Es geht in der Tat um das Knien, wie es auch in der Inschrift auf der Schlosskuppel steht. Es geht in der Tat darum, vor wem ich eigentlich niederknie. Nein, als Christen zwingen wir niemand auf die Knie; aber wenn wir vor Jesus Christus niederknien, dann bringen wir in der Tat zum Ausdruck: In ihm allein ist das Leben, das ewig ist; das kann ich nicht relativieren, das ist nicht nur Gedanke, sondern Realität, die auch ganz unabhängig von meinen persönlichen Gedanken gilt.

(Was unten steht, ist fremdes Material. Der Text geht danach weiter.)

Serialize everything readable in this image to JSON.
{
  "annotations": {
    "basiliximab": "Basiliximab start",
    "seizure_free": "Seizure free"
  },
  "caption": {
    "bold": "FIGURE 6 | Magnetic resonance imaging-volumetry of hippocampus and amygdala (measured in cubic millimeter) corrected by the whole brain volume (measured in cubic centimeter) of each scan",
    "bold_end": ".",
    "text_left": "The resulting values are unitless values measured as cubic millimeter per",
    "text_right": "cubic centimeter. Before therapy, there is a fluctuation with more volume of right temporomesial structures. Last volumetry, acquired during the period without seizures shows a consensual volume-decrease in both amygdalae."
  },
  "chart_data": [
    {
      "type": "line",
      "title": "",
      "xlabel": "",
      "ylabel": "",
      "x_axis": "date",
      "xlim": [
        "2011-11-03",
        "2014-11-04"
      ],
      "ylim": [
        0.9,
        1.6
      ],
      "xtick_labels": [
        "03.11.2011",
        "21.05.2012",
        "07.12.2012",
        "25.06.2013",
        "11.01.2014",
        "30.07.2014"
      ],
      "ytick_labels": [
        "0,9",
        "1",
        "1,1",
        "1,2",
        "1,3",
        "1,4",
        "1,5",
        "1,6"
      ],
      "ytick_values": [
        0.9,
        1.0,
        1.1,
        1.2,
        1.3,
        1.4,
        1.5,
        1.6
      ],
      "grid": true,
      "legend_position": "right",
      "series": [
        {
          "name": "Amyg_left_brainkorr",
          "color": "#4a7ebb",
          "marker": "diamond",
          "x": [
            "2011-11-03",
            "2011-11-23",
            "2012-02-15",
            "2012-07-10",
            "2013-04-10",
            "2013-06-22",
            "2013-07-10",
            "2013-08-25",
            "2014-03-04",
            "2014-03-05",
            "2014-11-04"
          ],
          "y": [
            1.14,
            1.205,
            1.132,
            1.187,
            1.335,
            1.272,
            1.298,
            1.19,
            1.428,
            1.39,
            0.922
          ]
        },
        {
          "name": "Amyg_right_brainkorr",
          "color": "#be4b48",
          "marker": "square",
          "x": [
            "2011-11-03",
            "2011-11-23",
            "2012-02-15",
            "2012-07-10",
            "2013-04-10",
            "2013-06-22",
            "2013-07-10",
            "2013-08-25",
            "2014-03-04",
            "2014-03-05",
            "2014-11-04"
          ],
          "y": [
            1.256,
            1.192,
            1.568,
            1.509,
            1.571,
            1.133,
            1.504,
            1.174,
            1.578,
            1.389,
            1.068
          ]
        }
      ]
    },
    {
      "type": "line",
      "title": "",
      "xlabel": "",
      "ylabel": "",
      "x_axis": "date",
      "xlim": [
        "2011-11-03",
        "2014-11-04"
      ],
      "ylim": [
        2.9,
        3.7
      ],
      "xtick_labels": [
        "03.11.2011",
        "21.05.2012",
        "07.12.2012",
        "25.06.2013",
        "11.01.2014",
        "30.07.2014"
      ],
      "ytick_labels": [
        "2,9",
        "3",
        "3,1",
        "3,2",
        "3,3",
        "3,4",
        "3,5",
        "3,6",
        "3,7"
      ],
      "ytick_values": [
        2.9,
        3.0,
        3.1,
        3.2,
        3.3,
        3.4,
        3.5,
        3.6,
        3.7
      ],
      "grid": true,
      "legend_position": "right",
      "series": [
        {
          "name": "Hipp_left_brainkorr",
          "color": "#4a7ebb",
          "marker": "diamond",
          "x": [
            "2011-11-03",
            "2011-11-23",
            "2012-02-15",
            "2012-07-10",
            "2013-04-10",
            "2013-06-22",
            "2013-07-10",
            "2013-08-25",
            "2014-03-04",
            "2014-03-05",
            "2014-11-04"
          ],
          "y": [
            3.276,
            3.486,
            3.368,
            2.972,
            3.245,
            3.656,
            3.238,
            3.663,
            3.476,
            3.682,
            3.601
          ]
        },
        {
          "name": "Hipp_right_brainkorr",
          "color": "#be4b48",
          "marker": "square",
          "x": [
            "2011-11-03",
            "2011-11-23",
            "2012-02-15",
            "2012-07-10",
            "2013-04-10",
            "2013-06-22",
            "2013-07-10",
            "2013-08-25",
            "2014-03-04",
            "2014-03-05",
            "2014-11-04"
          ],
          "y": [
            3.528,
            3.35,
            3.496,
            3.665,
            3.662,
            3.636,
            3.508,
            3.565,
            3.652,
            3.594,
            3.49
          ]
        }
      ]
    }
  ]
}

Und darum ist das Heilige Abendmahl gleichsam der Lackmus-Test dafür, auf welcher Seite wir eigentlich stehen: Auf der Seite des Johannes oder auf der Seite der Gnosis. Für die Gnosis spielte das Heilige Abendmahl keine Rolle; in ihr geht es ja nur um Gedanken. Und in ähnlicher Weise wird das Heilige Abendmahl auch heute in vielen Kirchen nur als Ausdruck unserer menschlichen religiösen Gedanken verstanden: Wir denken an Jesus, wir bringen unseren Glauben damit zum Ausdruck. Doch da gibt es eigentlich nichts, wovor man niederknien kann. Doch wir knien hier am Altar nieder, wenn es uns denn orthopädisch möglich ist, weil wir wissen: Hier sind nicht nur Brot und Wein, über die wir uns fromme Gedanken machen. Sondern hier ist er selber, der Mensch gewordene, anfassbare Gott, mit seinem Leib und Blut, vor dem ich wirklich nur auf die Knie sinken kann, weil in ihm das Leben ist. Und wir knien nieder in der Vorfreude darauf, dass eines Tages in der Tat einmal alle Menschen ohne Ausnahme vor ihm niederknien werden, weil er eben der Herr, Gott selber, ist und es keinen Gott außer ihm gibt. Nein, wir sind gerade nicht altmodisch, wenn wir uns mit unserem Knien zu Christus bekennen, wir sind unserer Zeit voraus, machen jetzt schon, was einmal am letzten Tag dieser Welt alle Menschen machen werden, ja, auch die, die sich jetzt über die Worte oben an der Schlosskuppel so inbrünstig empören. Vor Christus werden wir alle einmal niederknien, nicht vor dem Christentum – an dem Tag, an dem Christus uns dann auch einmal einen neuen Leib geben wird, ohne verschlissene Gelenke, an dem Tag, an dem unsere Freude tatsächlich einmal endgültig vollkommen sein wird. Ja, das wirst auch du erfahren – am eigenen Leibe! Amen.